Accordingly, men like “Ruben” are hired to dole out a more immediate and severe kind of justice. The bizarre plight of the American Indian has produced both a demand for such men and the supply:
We pull up to the house of two of Ruben’s friends, where the guys show off the driveway they poured today and the cabinet renovation they’ve done in the kitchen. They all talk about Indian loan-guarantee programs, and, as is often a topic of conversation, the various benefits different tribes give out. Ruben’s tribe, like most, isn’t one of those wealthy ones with casino revenues to distribute in abundance or invest in tribal services. A quarter of American Indians live below the poverty level; Ruben is on food stamps. His casino royalty check last year was for $8. “I’d rather they send a midget to my house to knock on the door,” he says, “and when I open it, have him punch me in the nuts and say, ‘Thanks for bein’ Pawnee.’”

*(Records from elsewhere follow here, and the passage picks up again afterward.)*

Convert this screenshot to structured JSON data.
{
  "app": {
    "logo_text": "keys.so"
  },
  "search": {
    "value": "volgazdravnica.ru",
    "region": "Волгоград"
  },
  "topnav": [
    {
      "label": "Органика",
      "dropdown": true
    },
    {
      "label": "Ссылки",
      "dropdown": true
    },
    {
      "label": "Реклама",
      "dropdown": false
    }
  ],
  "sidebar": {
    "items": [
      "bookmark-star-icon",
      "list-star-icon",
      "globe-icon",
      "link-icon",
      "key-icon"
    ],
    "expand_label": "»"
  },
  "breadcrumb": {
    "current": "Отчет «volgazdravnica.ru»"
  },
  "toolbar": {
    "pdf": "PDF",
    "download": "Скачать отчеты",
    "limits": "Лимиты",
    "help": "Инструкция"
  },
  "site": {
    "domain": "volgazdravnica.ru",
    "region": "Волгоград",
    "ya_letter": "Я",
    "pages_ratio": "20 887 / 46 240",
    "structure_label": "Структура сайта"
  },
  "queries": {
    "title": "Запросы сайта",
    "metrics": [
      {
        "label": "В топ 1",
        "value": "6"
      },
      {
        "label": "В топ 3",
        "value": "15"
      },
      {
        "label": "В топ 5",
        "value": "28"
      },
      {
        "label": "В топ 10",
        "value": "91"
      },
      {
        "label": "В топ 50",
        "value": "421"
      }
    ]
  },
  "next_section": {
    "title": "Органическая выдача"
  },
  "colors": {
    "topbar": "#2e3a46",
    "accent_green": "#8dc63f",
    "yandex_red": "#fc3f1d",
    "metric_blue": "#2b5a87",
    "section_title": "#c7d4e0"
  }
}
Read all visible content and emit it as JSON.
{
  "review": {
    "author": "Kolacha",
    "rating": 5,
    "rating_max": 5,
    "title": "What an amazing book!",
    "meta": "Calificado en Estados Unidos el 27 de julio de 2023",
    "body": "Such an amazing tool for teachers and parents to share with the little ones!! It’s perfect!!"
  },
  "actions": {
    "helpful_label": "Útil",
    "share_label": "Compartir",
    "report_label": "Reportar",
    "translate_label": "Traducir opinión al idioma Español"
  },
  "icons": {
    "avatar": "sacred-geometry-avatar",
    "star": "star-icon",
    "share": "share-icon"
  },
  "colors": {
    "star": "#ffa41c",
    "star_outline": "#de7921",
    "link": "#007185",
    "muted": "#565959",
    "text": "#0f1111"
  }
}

Also, “Ruben” is a funny guy. There’s nothing funnier than an Indian midget showing up at your house and punching you in the testicles.
Of course, Mother Jones wouldn’t be Mother Jones without singing the praises of President Obama:
In July, President Obama signed the Tribal Law and Order Act (PDF) in the White House’s East Room. Standing beside him were two Indian men in headdresses, and Lisa Marie Iyotte, a Lakota woman whose rape case the feds had decided, without even interviewing her, not to pursue. (She couldn’t stop sobbing, even after Obama put his arm around her.) The act includes reforms like increasing tribal courts’ sentencing authority to three years—if they provide public defenders and trained judges. It mandates that tribal officers be instructed how to interview sexual-assault victims and collect evidence. It requires the Department of Justice to keep track of any Indian cases it declines to prosecute, and to gather more statistics on crime on Indian land. Obama called it “an important step to help the federal government better address the unique public safety challenges that confront tribal communities.”
OMG! That poor woman was immune even to the charms of the Chosen One! It must be some kind of Indian voodoo magic! Never mind that the Act (as reported, I haven’t read it) doesn’t really do that much. 3 years of sentencing authority isn’t all that much of an improvement, particularly if such authority is granted only if the tribes provide judges and public defenders, which are probably low on the list of line items of each tribe’s budget. Further, the mandatory training in interviewing and collecting evidence from sexual assault victims sounds more like lip-service to the feminist lobby rather than a real attempt to curb crime. I mean, what good is it without the authority to try and punish the offenders? Finally, requiring the DOJ to keep statistics on Indian crime? WTF? They don’t already do this?
I have always believed that the American Indians got royally hosed by both European settlers and later, by the American government. Hell, the Indians are even worse off than the blacks, and our government is directly responsible not just for past ills, but for their current problems as well.
That’s why I support a couple of measures to help these people. First, let’s clean up the reservations and give the tribes the authority to enact tribal law (inasmuch as such laws are generally consistent with Constitutional guarantees of due process and the fundamental rights we all hold dear). This necessarily includes the power to prosecute crimes on Indian land.
Second, let’s open up our pocketbooks to help these people out. I’m usually the last person to suggest federal spending on anything that doesn’t promote the general welfare, but these folks have been unfairly screwed over, repeatedly, by our government. We need programs for civil and criminal justice on the reservation, money to develop infrastructure, maybe even some social programs. If we’re going to throw cash at any special interest, it ought to be the natives.
And that’s all I’ve got to say about that.